Les conditions de travail des travailleurs sociaux, éducateurs-trices, psychologues, assistan-e-s sociaux-ales n’ont que très rarement retenu l’attention des médias. Leur travail a été pourtant largement complexifié depuis l’apparition du virus : prudence dans les relations sociales avec les familles des enfants ou des adultes accompagnés, renforcement des mesures d’hygiène au sein des différents services résidentiels, entourage psychologique renforcé pour les personnes plus fragiles, ont été parmi les premières priorités du personnel psycho-social pour faire face aux nouvelles exigences imposées par l’épidémie.
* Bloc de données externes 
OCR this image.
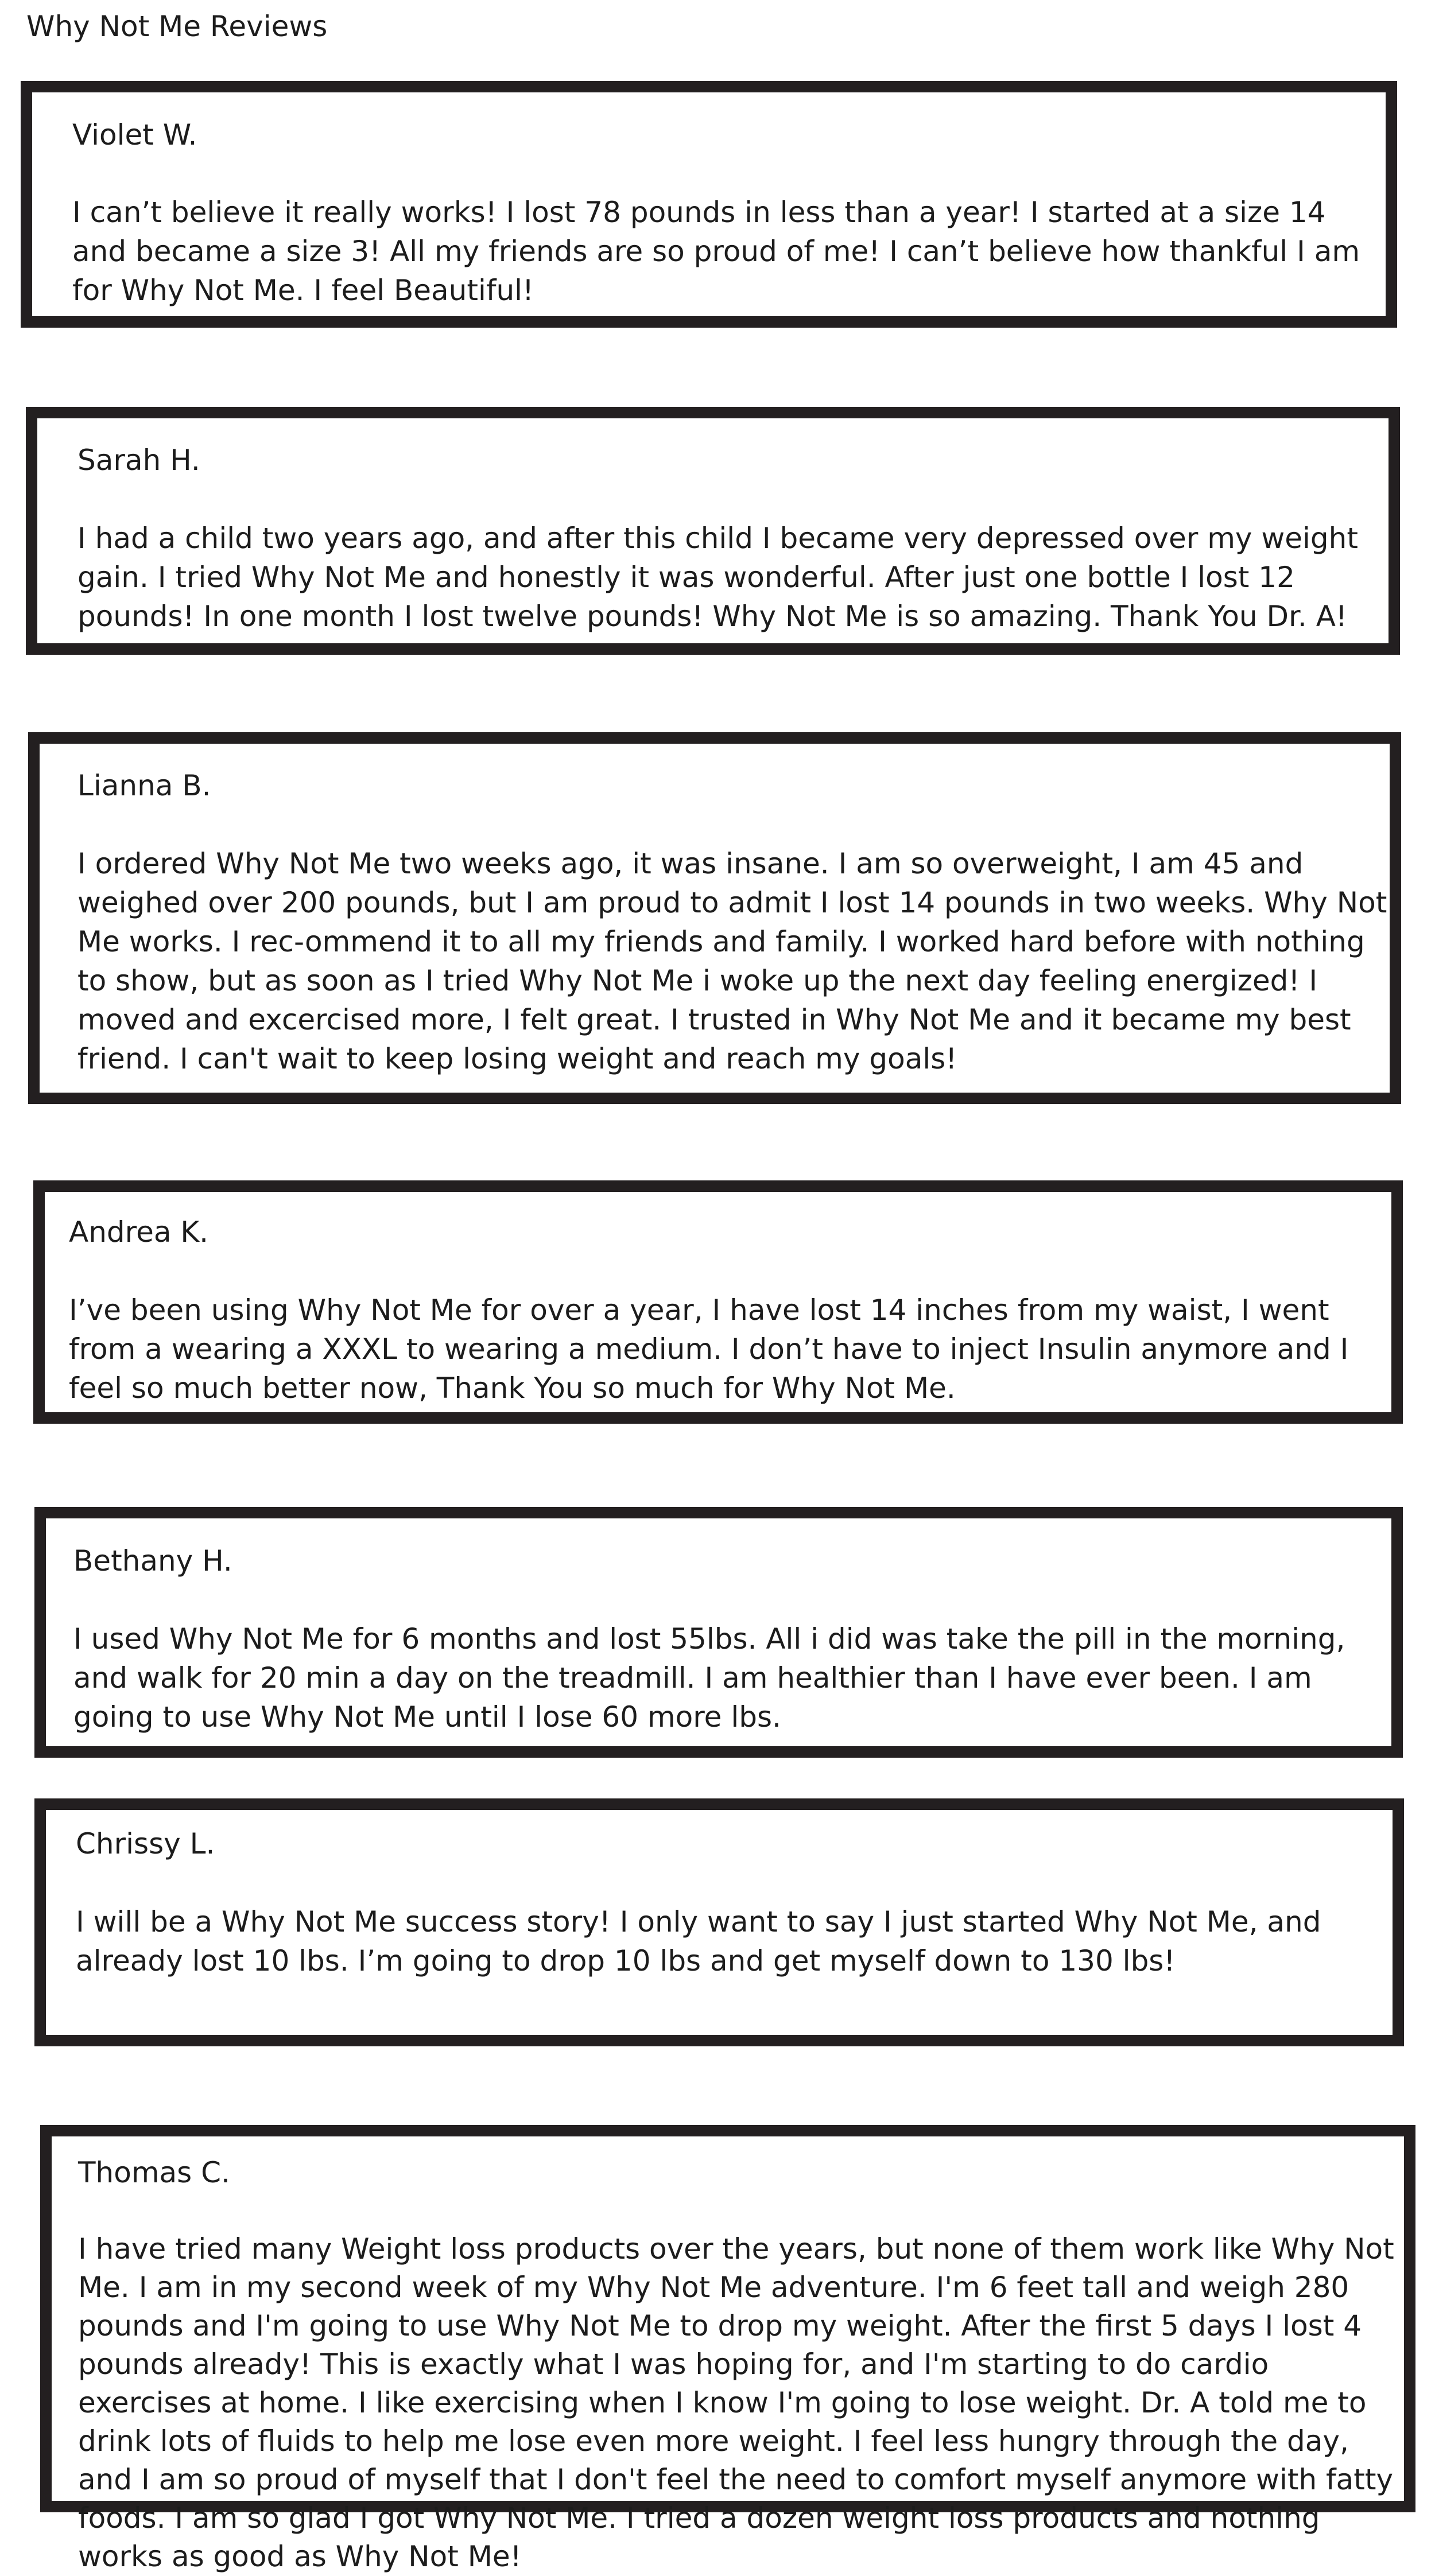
Why Not Me Reviews
Violet W.
I can’t believe it really works! I lost 78 pounds in less than a year! I started at a size 14 and became a size 3! All my friends are so proud of me! I can’t believe how thankful I am for Why Not Me. I feel Beautiful!
Sarah H.
I had a child two years ago, and after this child I became very depressed over my weight gain. I tried Why Not Me and honestly it was wonderful. After just one bottle I lost 12 pounds! In one month I lost twelve pounds! Why Not Me is so amazing. Thank You Dr. A!
Lianna B.
I ordered Why Not Me two weeks ago, it was insane. I am so overweight, I am 45 and weighed over 200 pounds, but I am proud to admit I lost 14 pounds in two weeks. Why Not Me works. I rec-ommend it to all my friends and family. I worked hard before with nothing to show, but as soon as I tried Why Not Me i woke up the next day feeling energized! I moved and excercised more, I felt great. I trusted in Why Not Me and it became my best friend. I can't wait to keep losing weight and reach my goals!
Andrea K.
I’ve been using Why Not Me for over a year, I have lost 14 inches from my waist, I went from a wearing a XXXL to wearing a medium. I don’t have to inject Insulin anymore and I feel so much better now, Thank You so much for Why Not Me.
Bethany H.
I used Why Not Me for 6 months and lost 55lbs. All i did was take the pill in the morning, and walk for 20 min a day on the treadmill. I am healthier than I have ever been. I am going to use Why Not Me until I lose 60 more lbs.
Chrissy L.
I will be a Why Not Me success story! I only want to say I just started Why Not Me, and already lost 10 lbs. I’m going to drop 10 lbs and get myself down to 130 lbs!
Thomas C.
I have tried many Weight loss products over the years, but none of them work like Why Not Me. I am in my second week of my Why Not Me adventure. I'm 6 feet tall and weigh 280 pounds and I'm going to use Why Not Me to drop my weight. After the first 5 days I lost 4 pounds already! This is exactly what I was hoping for, and I'm starting to do cardio exercises at home. I like exercising when I know I'm going to lose weight. Dr. A told me to drink lots of fluids to help me lose even more weight. I feel less hungry through the day, and I am so proud of myself that I don't feel the need to comfort myself anymore with fatty foods. I am so glad I got Why Not Me. I tried a dozen weight loss products and nothing works as good as Why Not Me!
Depuis la suspension des leçons dans les écoles, la réalité de ces professionnels s’est encore considérablement complexifiée. Les services résidentiels notamment sont désormais confrontés à la nécessité d’encadrer 24h/24 des enfants placés par les services de protection de la jeunesse ou des enfants en situation de handicap, alors que leur cadre de travail ne prévoit pas la « couverture » professionnelle des heures scolaires.
On aurait pu craindre de la réserve, de la peur légitime, du retrait. Dès l’annonce des mesures gouvernementales, j’ai pris contact avec plusieurs directions d’établissements résidentiels concernés, pour voir comment ils comptaient s’organiser. J’ai entendu des inquiétudes bien sûr. Mais l’écrasante majorité des retours ont évoqué l’engagement du personnel, la raison, la solidarité avec les enfants et les familles et, par-dessus tout, une énorme créativité pour passer ce cap difficile en protégeant au maximum les enfants de la maladie et du contexte anxiogène qui nous traverse.
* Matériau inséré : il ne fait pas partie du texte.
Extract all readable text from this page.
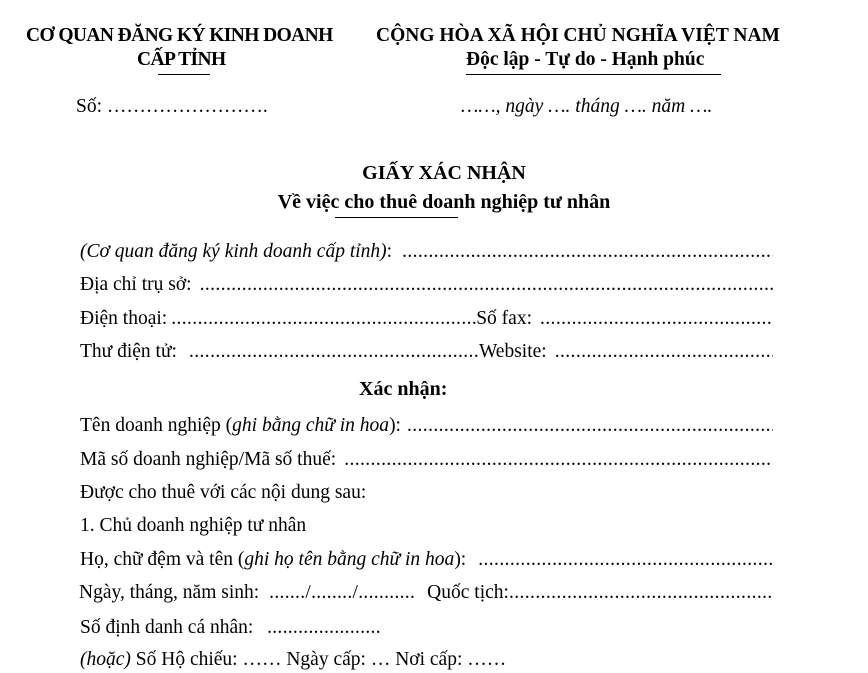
CƠ QUAN ĐĂNG KÝ KINH DOANH
CẤP TỈNH
Số: …………………….
CỘNG HÒA XÃ HỘI CHỦ NGHĨA VIỆT NAM
Độc lập - Tự do - Hạnh phúc
……, ngày …. tháng …. năm ….
GIẤY XÁC NHẬN
Về việc cho thuê doanh nghiệp tư nhân
(Cơ quan đăng ký kinh doanh cấp tỉnh) :
.....
Địa chỉ trụ sở:
.....
Điện thoại: .....	Số fax:
.....
Thư điện tử: .....	Website:
.....
Xác nhận:
Tên doanh nghiệp ( ghi bằng chữ in hoa ):
.....
Mã số doanh nghiệp/Mã số thuế:
.....
Được cho thuê với các nội dung sau:
1. Chủ doanh nghiệp tư nhân
Họ, chữ đệm và tên ( ghi họ tên bằng chữ in hoa ):
.....
Ngày, tháng, năm sinh: ......./......../........... Quốc tịch:
.....
Số định danh cá nhân: ......................
(hoặc) Số Hộ chiếu: …… Ngày cấp: … Nơi cấp: ……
"Ces personnes sont les plus exposées à la maladie"
D’autres professionnels sont également concernés. Les puéricultrices qui continuent encore à accueillir les plus petits bien sûr. Mais aussi les nombreux travailleurs sociaux qui entretiennent une relation déjà ténue avec des personnes exclues ou en marge, dépendantes, abandonniques ou sans aucun domicile connu. Ces personnes sont les plus exposées à la maladie. Parce que les soins d’hygiène sont impossibles dans un contexte de rue. Parce que l’information même sur le virus qui nous menace ne leur est parfois pas arrivée. Je n’ai aucun doute que ces professionnels, tout en prenant les précautions d’usage, garderont le contact avec les personnes qu’elles accompagnent au long court et seront nos dernières sentinelles si la situation devait empirer.
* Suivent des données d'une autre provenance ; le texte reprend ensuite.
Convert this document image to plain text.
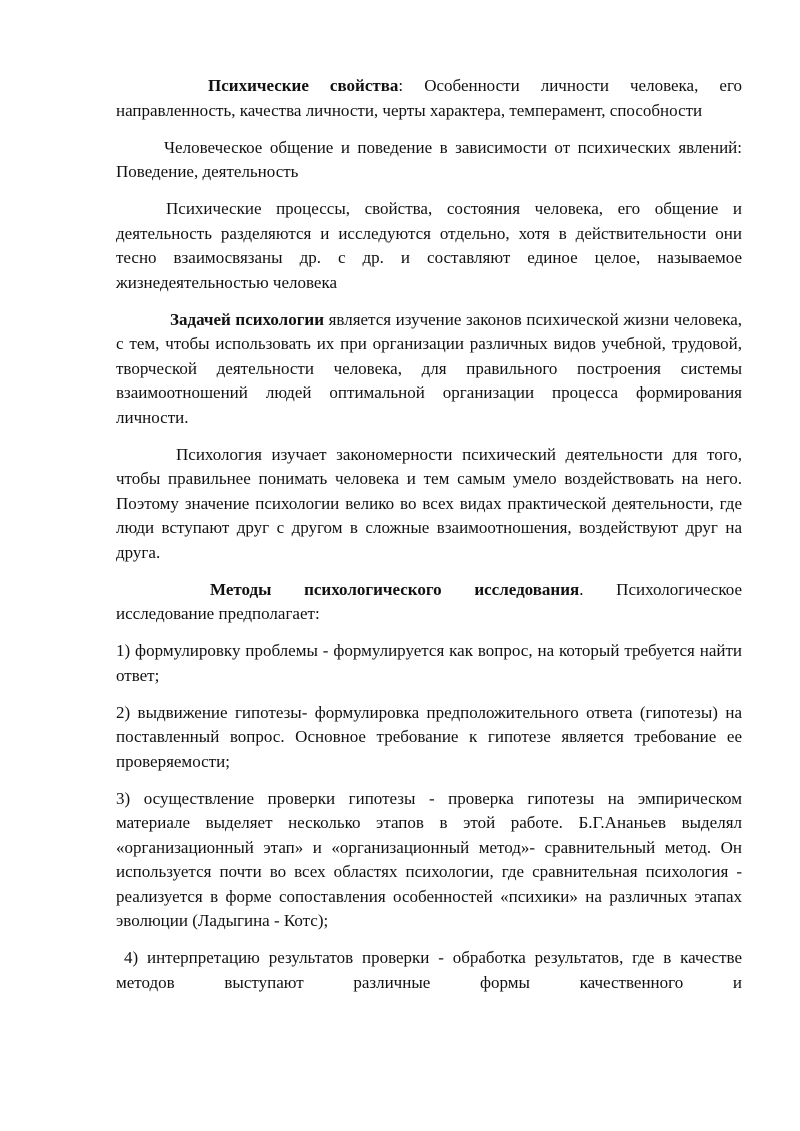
Психические свойства: Особенности личности человека, его направленность, качества личности, черты характера, темперамент, способности

Человеческое общение и поведение в зависимости от психических явлений: Поведение, деятельность

Психические процессы, свойства, состояния человека, его общение и деятельность разделяются и исследуются отдельно, хотя в действительности они тесно взаимосвязаны др. с др. и составляют единое целое, называемое жизнедеятельностью человека

Задачей психологии является изучение законов психической жизни человека, с тем, чтобы использовать их при организации различных видов учебной, трудовой, творческой деятельности человека, для правильного построения системы взаимоотношений людей оптимальной организации процесса формирования личности.

Психология изучает закономерности психический деятельности для того, чтобы правильнее понимать человека и тем самым умело воздействовать на него. Поэтому значение психологии велико во всех видах практической деятельности, где люди вступают друг с другом в сложные взаимоотношения, воздействуют друг на друга.

Методы психологического исследования. Психологическое исследование предполагает:

1) формулировку проблемы - формулируется как вопрос, на который требуется найти ответ;

2) выдвижение гипотезы- формулировка предположительного ответа (гипотезы) на поставленный вопрос. Основное требование к гипотезе является требование ее проверяемости;

3) осуществление проверки гипотезы - проверка гипотезы на эмпирическом материале выделяет несколько этапов в этой работе. Б.Г.Ананьев выделял «организационный этап» и «организационный метод»- сравнительный метод. Он используется почти во всех областях психологии, где сравнительная психология - реализуется в форме сопоставления особенностей «психики» на различных этапах эволюции (Ладыгина - Котс);

4) интерпретацию результатов проверки - обработка результатов, где в качестве методов выступают различные формы качественного и
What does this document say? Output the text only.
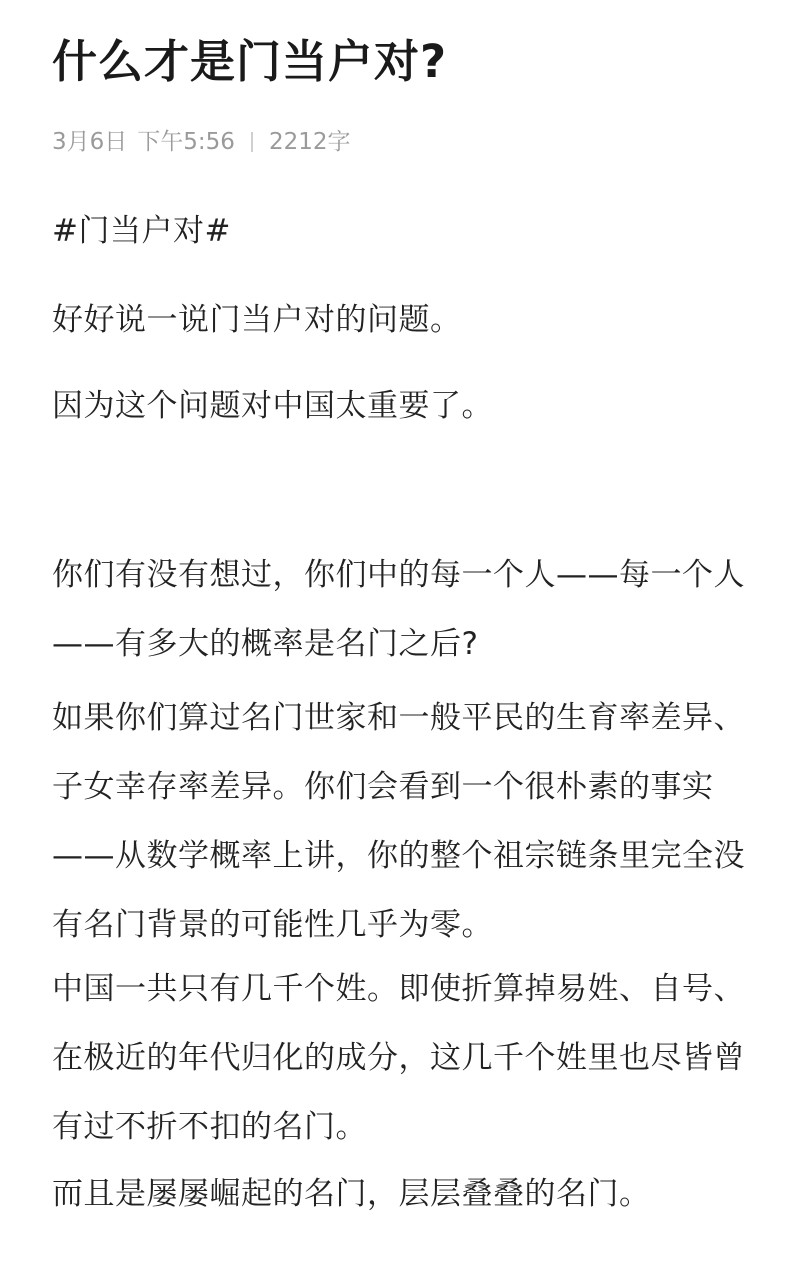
什么才是门当户对?
3月6日 下午5:56 2212字

#门当户对#

好好说一说门当户对的问题。

因为这个问题对中国太重要了。

你们有没有想过，你们中的每一个人——每一个人——有多大的概率是名门之后?

如果你们算过名门世家和一般平民的生育率差异、子女幸存率差异。你们会看到一个很朴素的事实——从数学概率上讲，你的整个祖宗链条里完全没有名门背景的可能性几乎为零。

中国一共只有几千个姓。即使折算掉易姓、自号、在极近的年代归化的成分，这几千个姓里也尽皆曾有过不折不扣的名门。

而且是屡屡崛起的名门，层层叠叠的名门。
Parce que je pense fortement qu’il faut à la fois limiter les interactions sociales au maximum et que je suis conscient qu’il faudra garder de la marge pour maintenir le contact avec les publics les plus faibles, j’encourage tous les services qui peuvent se mettre « en veille » et à mettre en place des modalités de travail à distance de le faire sans hésitation. Les travailleurs sociaux ont une conscience professionnelle bien ancrée, basée sur un contact proche et un accompagnement convivial des publics auxquels ils se consacrent. Y renoncer, même provisoirement, est un déchirement pour beaucoup. C’est pourtant la meilleure et sans doute la seule solution pour permettre d’infléchir la courbe de croissance de la pandémie, permettre aux soignant-e-s de travailler dans les moins mauvaises conditions et permettre à certains d’entre nous de garder leur attention aux plus fragiles. C’est dans cet esprit d’ailleurs que mon Institution a adopté des modalités de travail adaptées au défi que nous devons relever ensemble.
Merci à toutes et à tous pour votre engagement. La solidarité est notre guide. Elle nous aidera à traverser les moments difficiles qui restent à venir.